Pour bien comprendre la démarche de Nietzsche dans cette oeuvre, il faut la rapprocher de sa méthode: la généalogie. J’en ai déjà parlé mais je vais essayer de la situer plus clairement dans l’esprit même de sa philosophie. Celle-ci a été très influencée par la lecture d’un autre philosophe allemand: Arthur Schopenhauer mais il va s’en détacher de plus en plus au fil de ses oeuvres. Ce que Nietzsche reprochera à Schopenhauer c’est son nihilisme, son pessimisme. Pour cet auteur, en effet, tout dans « la vie » et dans l’univers est animé d’une force unique, absurde, violente dont rien ne peut se désolidariser, c’est ce qu’il appelle le « vouloir-vivre ». Quand vous désirez quelque chose ou quelqu’un, c’est en réalité le vouloir-vivre qui vous pousse vers cette chose ou vers cet être de telle sorte que jamais le sujet humain n’est davantage trompé que quand il croit vouloir ou désirer. C’est toujours le vouloir vivre qui agit quand vous croyez agir. Or ce vouloir-vivre est absurde parce qu’il nous contraint à sans cesse désirer, ce qui revient à souffrir puisque, comme nous l’avons vu, nous n’obtenons jamais ce que nous désirons (puisque tout désir est idéalisation et toute idéalisation rend impossible la réalisation). Notre vie sera donc absurde, sans sens, tant que nous nous laisserons guider par le vouloir vivre.
Le seul moyen de « résister » est de s’exclure de ce cycle infernal du vouloir-vivre en cessant de désirer, en contemplant ,par la méditation ou par l’art, la vie, comme de l’extérieur (il faut préciser que Schopenhauer lui-même a été très influencé par la lecture des Upanishads, c’est-à-dire les premiers textes à l’origine de la philosophie orientale (notamment l’Hindouisme et le Bouddhisme).
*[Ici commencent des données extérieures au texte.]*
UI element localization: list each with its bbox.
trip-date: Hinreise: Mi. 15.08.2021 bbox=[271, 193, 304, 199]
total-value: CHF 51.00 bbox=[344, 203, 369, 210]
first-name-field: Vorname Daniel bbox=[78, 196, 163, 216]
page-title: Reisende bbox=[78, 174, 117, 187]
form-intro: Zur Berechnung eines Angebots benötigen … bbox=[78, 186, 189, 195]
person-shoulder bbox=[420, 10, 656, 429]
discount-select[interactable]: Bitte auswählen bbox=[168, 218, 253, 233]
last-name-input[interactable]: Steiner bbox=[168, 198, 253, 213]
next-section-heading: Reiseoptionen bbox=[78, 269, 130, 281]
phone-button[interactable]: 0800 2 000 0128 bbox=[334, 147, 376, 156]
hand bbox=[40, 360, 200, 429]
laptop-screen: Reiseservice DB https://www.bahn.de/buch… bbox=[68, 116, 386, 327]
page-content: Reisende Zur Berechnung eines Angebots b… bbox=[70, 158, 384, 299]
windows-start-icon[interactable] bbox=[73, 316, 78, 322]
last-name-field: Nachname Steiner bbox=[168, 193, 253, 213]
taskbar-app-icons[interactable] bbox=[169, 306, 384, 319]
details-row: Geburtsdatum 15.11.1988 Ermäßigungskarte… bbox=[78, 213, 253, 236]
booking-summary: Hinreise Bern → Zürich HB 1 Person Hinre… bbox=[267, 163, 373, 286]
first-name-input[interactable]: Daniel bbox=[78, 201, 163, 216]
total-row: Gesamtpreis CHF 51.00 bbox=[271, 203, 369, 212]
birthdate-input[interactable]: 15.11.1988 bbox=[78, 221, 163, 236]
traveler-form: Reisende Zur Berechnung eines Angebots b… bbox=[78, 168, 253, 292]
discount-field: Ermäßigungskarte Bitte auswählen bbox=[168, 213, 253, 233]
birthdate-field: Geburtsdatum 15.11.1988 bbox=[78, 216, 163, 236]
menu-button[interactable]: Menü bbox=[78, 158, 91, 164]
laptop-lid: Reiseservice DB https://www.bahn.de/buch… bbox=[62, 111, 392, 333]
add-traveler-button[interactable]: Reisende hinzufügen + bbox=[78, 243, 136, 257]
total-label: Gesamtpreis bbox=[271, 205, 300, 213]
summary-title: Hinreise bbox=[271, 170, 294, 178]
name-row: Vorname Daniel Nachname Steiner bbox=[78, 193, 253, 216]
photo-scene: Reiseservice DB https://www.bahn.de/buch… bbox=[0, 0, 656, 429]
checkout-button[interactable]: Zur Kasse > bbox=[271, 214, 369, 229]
Ceci étant dit, la philosophie de Nietzsche est à la fois plus complexe et plus subtile que celle de Schopenhauer, d’abord parce que ce que lui Nietzsche appelle « la volonté de puissance » ne correspond pas au vouloir vivre chez Schopenhauer. Nietzsche est tout-à-fait d’accord pour dire que l’individu humain n’est pas libre, qu’il est animé par la volonté de puissance, mais celle-ci n’est pas négative et surtout elle est multiple. Il y a, non pas UNE force, mais une multiplicité, et d’autre part, il est possible pour l’individu de consentir à la libération en lui de cette volonté de puissance. C’est bien là le sens de ce que nous avons déjà étudié: « deviens ce que tu es » (soit ce que la volonté de puissance fait de toi parce que c’est ça que « tu es »).
Parvenir à ce consentement, c’est bien ce que nous décrit aussi la métamorphose des trois stades:
Nous passons tous par ce premier stade qui est celui du chameau: nous croyons dans les idéaux qui sont véhiculés dans notre société, nous croyons à la morale, éventuellement au patriotisme (Nietzsche lui-même s’est engagé volontairement dans la guerre contre la France de 1870), à tout ce que la « Société » de notre époque promeut comme valeurs
Puis nous nous révoltons, passant ainsi au stade du « lion ». Nous critiquons et n’adhérons plus aux valeurs établies. Disons que nous ne nous satisfaisons pas qu’elles soient établies
Enfin nous devenons « l’enfant », c’est le créateur naïf qui a la grâce de voir ce qui vraiment « premier », important. L’artiste a une vision simple voire brute de la vie et c’est en cela qu’il est un créateur. Pour Nietzsche, nous sommes tous fondamentalement cela. Ce sera la raison pour laquelle, dans l’oeuvre que nous allons étudier, il fera plusieurs fois l’apologie de la mythologie et de l’art, par opposition à la Science.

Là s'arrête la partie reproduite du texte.